The Last Taxi Driver

By Lee Durkee

Tin House Books $25.95

Reviewed by Glen Young

Lou Bishoff, the first person narrator of Lee Durkee’s new novel The Last Taxi Driver (Tin House Books, 2020)worked as an adjunct, teaching a Shakespeare class to frat boys who paid the material no attention. Still, Lou thought he was a decent college teacher and had found his niche.

Teaching, turns out, was not his thing. For a number of reasons, not the least of which was the nearly tangible disinterest of his students, teaching was no more his thing than was bartending, nor any of the many other low wage jobs he took to pay the bills.

His thing, try as he sometimes might to make it otherwise, is driving a taxi cab.

Lou pilots his failing Town Car in and around Gentry, Mississippi—lost locale dotted by convenience stores, subsidized housing, gas station dining options, and drug rehab facilities—ferrying a host of characters both comic and tragic. He understands the value of delivering little old ladies to doctor’s appointments or recovering addicts to and from rehab facilities. He recognizes too the futility of expecting more from others, though as an aspiring Buddhist he is perpetually hopeful in the face of constant exasperation.

Lou understands nonetheless he has blind-spots. He works hard to push down the bigotry that rises up like a bad Stars and Bars flag. “You listen to enough racist yabber and pretty soon find yourself believing that any black kid holding a 40 is a Vice Lord. You swear off your prejudices but they keep accumulating,” he explains (24).

The success of Durkee’s novel is that while he feigns otherwise—highlighting plenty of bad luck of his own—Lou’s compassion is obvious. In Durkee’s straightforward and fast-paced prose, Lou laments the many trips to rescue rehabbing meth addicts, though he also understands he might be their last best hope of escaping the cycle of addiction, recovery, and relapse.
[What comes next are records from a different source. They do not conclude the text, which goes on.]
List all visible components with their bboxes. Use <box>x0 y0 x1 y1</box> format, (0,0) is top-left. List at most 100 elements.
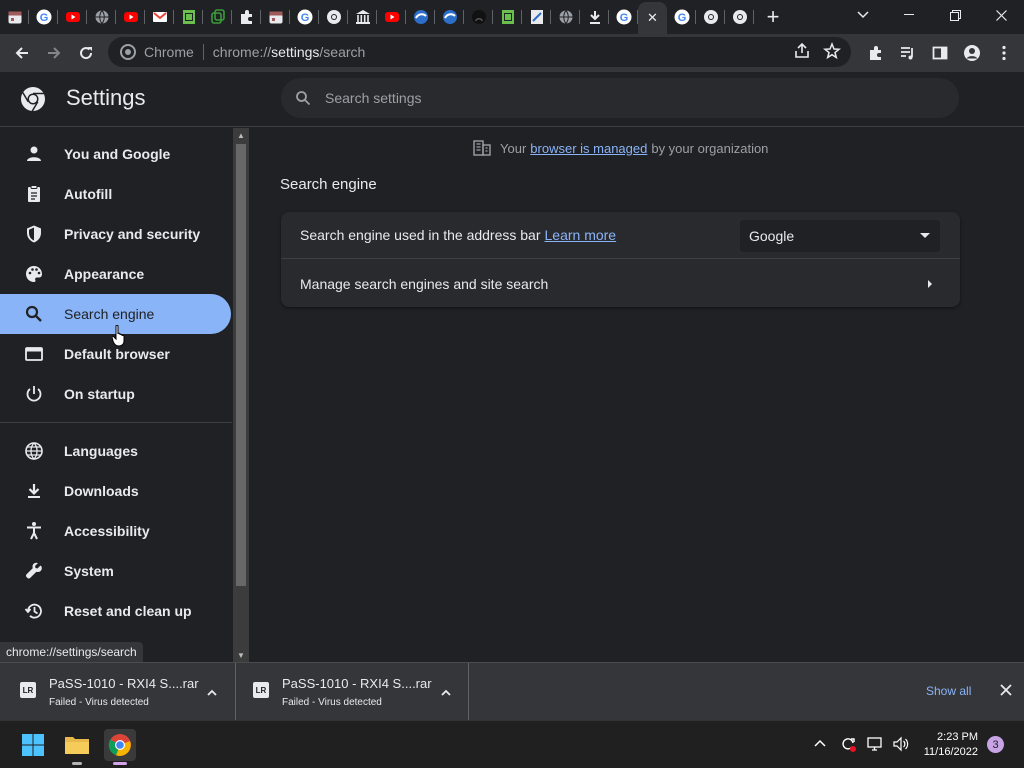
browser-toolbar: Chrome chrome://settings/search <box>0 34 1024 72</box>
file-explorer-button[interactable] <box>61 729 93 765</box>
browser-tab[interactable] <box>551 0 580 34</box>
browser-tab[interactable] <box>696 0 725 34</box>
chevron-up-icon[interactable] <box>206 687 218 699</box>
browser-tab[interactable] <box>464 0 493 34</box>
sidebar-item-reset-and-clean-up[interactable]: Reset and clean up <box>0 591 231 631</box>
close-tab-icon[interactable]: ✕ <box>647 10 658 26</box>
minimize-icon <box>904 14 914 15</box>
volume-icon[interactable] <box>892 735 910 753</box>
sidebar-item-languages[interactable]: Languages <box>0 431 231 471</box>
url-host: settings <box>271 44 320 60</box>
browser-tab[interactable] <box>0 0 29 34</box>
profile-button[interactable] <box>956 37 988 69</box>
tfa-icon <box>413 10 428 24</box>
restore-button[interactable] <box>932 0 978 30</box>
scroll-thumb[interactable] <box>236 144 246 586</box>
browser-tab[interactable] <box>406 0 435 34</box>
browser-tab[interactable] <box>203 0 232 34</box>
browser-tab[interactable] <box>435 0 464 34</box>
start-button[interactable] <box>17 729 49 761</box>
back-button[interactable] <box>6 37 38 69</box>
browser-managed-link[interactable]: browser is managed <box>530 141 647 156</box>
browser-tab[interactable] <box>725 0 754 34</box>
youtube-icon <box>123 12 138 22</box>
search-settings-box[interactable] <box>281 78 959 118</box>
minimize-button[interactable] <box>886 0 932 30</box>
browser-tab[interactable] <box>348 0 377 34</box>
doc-icon <box>530 10 543 24</box>
clock[interactable]: 2:23 PM 11/16/2022 <box>918 730 978 760</box>
scroll-down-arrow-icon[interactable]: ▼ <box>233 648 249 662</box>
address-bar[interactable]: Chrome chrome://settings/search <box>108 37 851 67</box>
menu-button[interactable] <box>988 37 1020 69</box>
url-path: /search <box>319 44 366 60</box>
windows-logo-icon <box>22 734 44 756</box>
system-tray <box>813 735 910 753</box>
close-window-button[interactable] <box>978 0 1024 30</box>
shield-icon <box>24 224 44 244</box>
settings-header: Settings <box>0 72 1024 127</box>
scroll-up-arrow-icon[interactable]: ▲ <box>233 128 249 142</box>
sync-error-icon[interactable] <box>839 735 857 753</box>
sidebar-item-autofill[interactable]: Autofill <box>0 174 231 214</box>
download-item[interactable]: LR PaSS-1010 - RXI4 S....rar Failed - Vi… <box>0 663 236 721</box>
sidebar-item-you-and-google[interactable]: You and Google <box>0 134 231 174</box>
chevron-up-icon[interactable] <box>813 737 827 751</box>
browser-tab[interactable] <box>87 0 116 34</box>
google-icon: G <box>36 9 51 25</box>
nav-divider <box>0 422 232 423</box>
close-icon[interactable] <box>998 682 1014 698</box>
share-icon[interactable] <box>793 42 811 60</box>
media-button[interactable] <box>892 37 924 69</box>
sidebar-item-appearance[interactable]: Appearance <box>0 254 231 294</box>
copy-icon <box>210 9 225 24</box>
show-all-button[interactable]: Show all <box>926 684 971 698</box>
browser-tab[interactable] <box>522 0 551 34</box>
download-item[interactable]: LR PaSS-1010 - RXI4 S....rar Failed - Vi… <box>236 663 469 721</box>
browser-tab[interactable] <box>58 0 87 34</box>
browser-tab[interactable] <box>377 0 406 34</box>
browser-tab[interactable] <box>261 0 290 34</box>
browser-tab[interactable] <box>116 0 145 34</box>
download-shelf: LR PaSS-1010 - RXI4 S....rar Failed - Vi… <box>0 662 1024 721</box>
extension-icon <box>240 10 252 24</box>
chevron-up-icon[interactable] <box>440 687 452 699</box>
extensions-button[interactable] <box>860 37 892 69</box>
side-panel-button[interactable] <box>924 37 956 69</box>
tab-search-button[interactable] <box>840 0 886 30</box>
accessibility-icon <box>24 521 44 541</box>
browser-tab[interactable] <box>319 0 348 34</box>
browser-tab[interactable] <box>493 0 522 34</box>
chrome-taskbar-button[interactable] <box>104 729 136 765</box>
side-panel-icon <box>932 46 948 60</box>
bookmark-star-icon[interactable] <box>823 42 841 60</box>
sidebar-item-privacy-and-security[interactable]: Privacy and security <box>0 214 231 254</box>
managed-prefix: Your <box>500 140 527 156</box>
sidebar-item-system[interactable]: System <box>0 551 231 591</box>
search-engine-select[interactable]: Google <box>740 220 940 252</box>
browser-tab[interactable] <box>174 0 203 34</box>
new-tab-button[interactable]: + <box>758 2 788 32</box>
active-tab[interactable]: ✕ <box>638 2 667 34</box>
sidebar-scrollbar[interactable]: ▲ ▼ <box>233 128 249 662</box>
notification-badge[interactable]: 3 <box>987 736 1004 753</box>
reload-button[interactable] <box>70 37 102 69</box>
sidebar-item-on-startup[interactable]: On startup <box>0 374 231 414</box>
palette-icon <box>24 264 44 284</box>
learn-more-link[interactable]: Learn more <box>545 227 617 243</box>
browser-tab[interactable]: G <box>290 0 319 34</box>
network-icon[interactable] <box>866 735 884 753</box>
rar-file-icon: LR <box>20 682 36 698</box>
browser-tab[interactable]: G <box>667 0 696 34</box>
browser-tab[interactable]: G <box>29 0 58 34</box>
manage-search-engines-row[interactable]: Manage search engines and site search <box>281 260 960 307</box>
browser-tab[interactable]: G <box>609 0 638 34</box>
search-settings-input[interactable] <box>325 90 825 106</box>
sidebar-item-accessibility[interactable]: Accessibility <box>0 511 231 551</box>
sidebar-item-downloads[interactable]: Downloads <box>0 471 231 511</box>
forward-button[interactable] <box>38 37 70 69</box>
browser-tab[interactable] <box>232 0 261 34</box>
github-icon <box>471 10 486 24</box>
browser-tab[interactable] <box>145 0 174 34</box>
browser-tab[interactable] <box>580 0 609 34</box>
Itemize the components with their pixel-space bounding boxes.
He also happily ferries Anna, an aged Southern beauty with a passel of kids and grandkids, but no one else to take her where she needs to go. So he takes her to the hair salon, various doctors appointments, and elsewhere. Lou does not, however, charge her for the once a week trips to the liquor store for her whiskey, his way of acknowledging Anna’s calming influence. He believes “being with Anna feels like entering a Zen rock garden” (91).

Lou works for Stella, the disembodied owner of All-Saints Taxi who worries more after her deadbeat son Tony than about the well-being of her drivers or her fleet. For Stella, as long as the fares don’t steal the cars or beat up the drivers, she can forgive whatever other mayhem might occur.

Stella does ask Lou to keep an eye on Tony, something he’s loath to do, but finds he cannot escape in the cramped confines of south Mississippi. The pair’s orbits collide plenty, providing Lou even more opportunity to opine about troubles he has trying to keep all the proverbial plates spinning. He watches Tony, appeases Stella, keeps the customers happy, and worries about his love life and his family life. It’s a lot to keep straight while looking for house numbers and unfamiliar addresses.

Lou might sometimes lack a sense of accomplishment, but Durkee’s prose never lacks purpose. Readers therefore will find plenty to appreciate in The Last Taxi Driver, as Lou offers a lesson on the balance between good intentions and constant disappointment.

 

Glen Young is a teacher, writer, kayak guide, and house painter. His poetry has appeared in The Walloon Writers Review and the anthologies Beneath the Lilac Canopy and Thoreau at Mackinac. He is a founding member of the Foundation for Teaching and Learning, as well as the Little Traverse Literary Guild. He serves on the board of the Harbor Springs Festival of the Book and the Mackinac Arts Council. He divides his time between Petoskey and Mackinac Island in northern Michigan.